Saturday, May 1, 2021

Obama Succeeded in Having bin Laden Killed But Failed To Stop The Rise of ISIS



It has been exactly 10 years since U.S. Seal Team Six shot and killed al Qaeda leader Osama bin Laden in Pakistan.

I remember that weekend well. On April 30, 2011, I was visiting my Dad in New York City and we made a point of going to the WTC site. At that time, 1 WTC Center was still far from complete and the area generally looked decrepit and forlorn and not without just cause.

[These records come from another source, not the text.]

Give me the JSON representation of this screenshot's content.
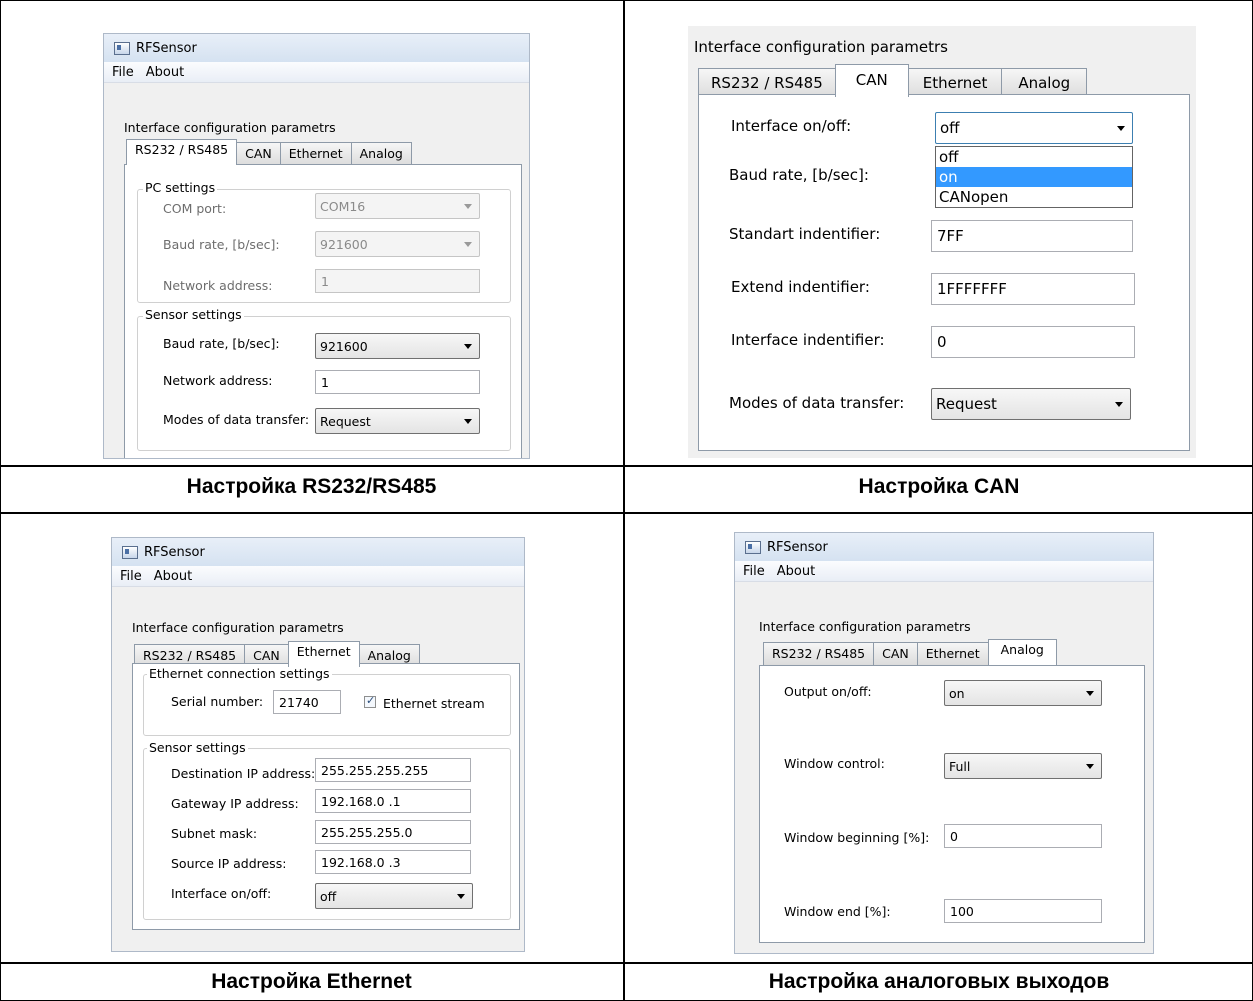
{
  "captions": {
    "rs": "Настройка RS232/RS485",
    "can": "Настройка CAN",
    "eth": "Настройка Ethernet",
    "analog": "Настройка аналоговых выходов"
  },
  "app": {
    "title": "RFSensor",
    "menu": [
      "File",
      "About"
    ]
  },
  "section_title": "Interface configuration parametrs",
  "tabs": [
    "RS232 / RS485",
    "CAN",
    "Ethernet",
    "Analog"
  ],
  "rs": {
    "pc_group": "PC settings",
    "com_label": "COM port:",
    "com_value": "COM16",
    "pc_baud_label": "Baud rate, [b/sec]:",
    "pc_baud_value": "921600",
    "pc_addr_label": "Network address:",
    "pc_addr_value": "1",
    "sensor_group": "Sensor settings",
    "baud_label": "Baud rate, [b/sec]:",
    "baud_value": "921600",
    "addr_label": "Network address:",
    "addr_value": "1",
    "modes_label": "Modes of data transfer:",
    "modes_value": "Request"
  },
  "can": {
    "iface_label": "Interface on/off:",
    "iface_value": "off",
    "dropdown_options": [
      "off",
      "on",
      "CANopen"
    ],
    "baud_label": "Baud rate, [b/sec]:",
    "std_label": "Standart indentifier:",
    "std_value": "7FF",
    "ext_label": "Extend indentifier:",
    "ext_value": "1FFFFFFF",
    "iid_label": "Interface indentifier:",
    "iid_value": "0",
    "modes_label": "Modes of data transfer:",
    "modes_value": "Request"
  },
  "eth": {
    "conn_group": "Ethernet connection settings",
    "serial_label": "Serial number:",
    "serial_value": "21740",
    "stream_label": "Ethernet stream",
    "sensor_group": "Sensor settings",
    "dest_label": "Destination IP address:",
    "dest_value": "255.255.255.255",
    "gw_label": "Gateway IP address:",
    "gw_value": "192.168.0 .1",
    "mask_label": "Subnet mask:",
    "mask_value": "255.255.255.0",
    "src_label": "Source IP address:",
    "src_value": "192.168.0 .3",
    "iface_label": "Interface on/off:",
    "iface_value": "off"
  },
  "analog": {
    "out_label": "Output on/off:",
    "out_value": "on",
    "win_label": "Window control:",
    "win_value": "Full",
    "begin_label": "Window beginning [%]:",
    "begin_value": "0",
    "end_label": "Window end [%]:",
    "end_value": "100"
  },
  "colors": {
    "dropdown_highlight": "#3399ff",
    "titlebar": "#d5e2f1"
  },
  "icons": [
    "app-window-icon",
    "chevron-down-icon",
    "checkbox-checked-icon"
  ]
}
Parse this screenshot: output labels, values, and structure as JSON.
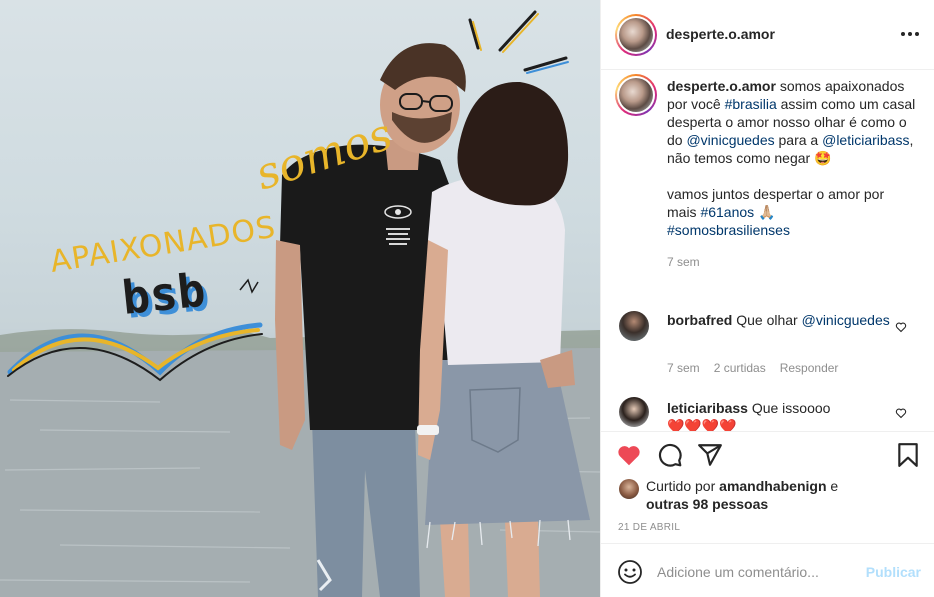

The following morning I returned to Boston. That evening I was watching ESPN Sunday Night Baseball which featured the Philadelphia Phillies hosting the New York Mets. During the course of the broadcast, it was announced by Dan Shulman that Osama bin Laden had been killed. This would soon bring about chants of "U.S.A.!!! U.S.A!!!"

Meanwhile, in New York City, thousands crowded on the very ground my Dad and I walked on only a day earlier.

President Obama authorizing bin Laden's execution was a good thing. But killing Osama bin Laden didn't stop Ansar al-Sharia, an al Qaeda affiliate, from launching a terrorist attack at the U.S. Embassy in Benghazi on the 11th anniversary of the 9/11 attacks killing four Americans. Nor did it stop a terrorist attack near the finish line of the Boston Marathon in April 2013. Nor did it stop the rise of ISIS which beheaded Americans on video in the summer of 2014 and took over much of Iraq and Syria. Mind you, it was President Obama who deemed ISIS "the JV team."  I can only hope that President Biden has learned from Obama's mistakes.

Obama may have saw fit to kill bin Laden, but he did not kill radical Islamic terrorism let alone recognize it. Islamic terrorism against the West has largely retreated in recent years. But it is merely biding its time.

The death of Osama bin Laden did produce a short term catharsis and a small measure of satisfaction. Simply put Obama helped win a battle, but he did not win the war.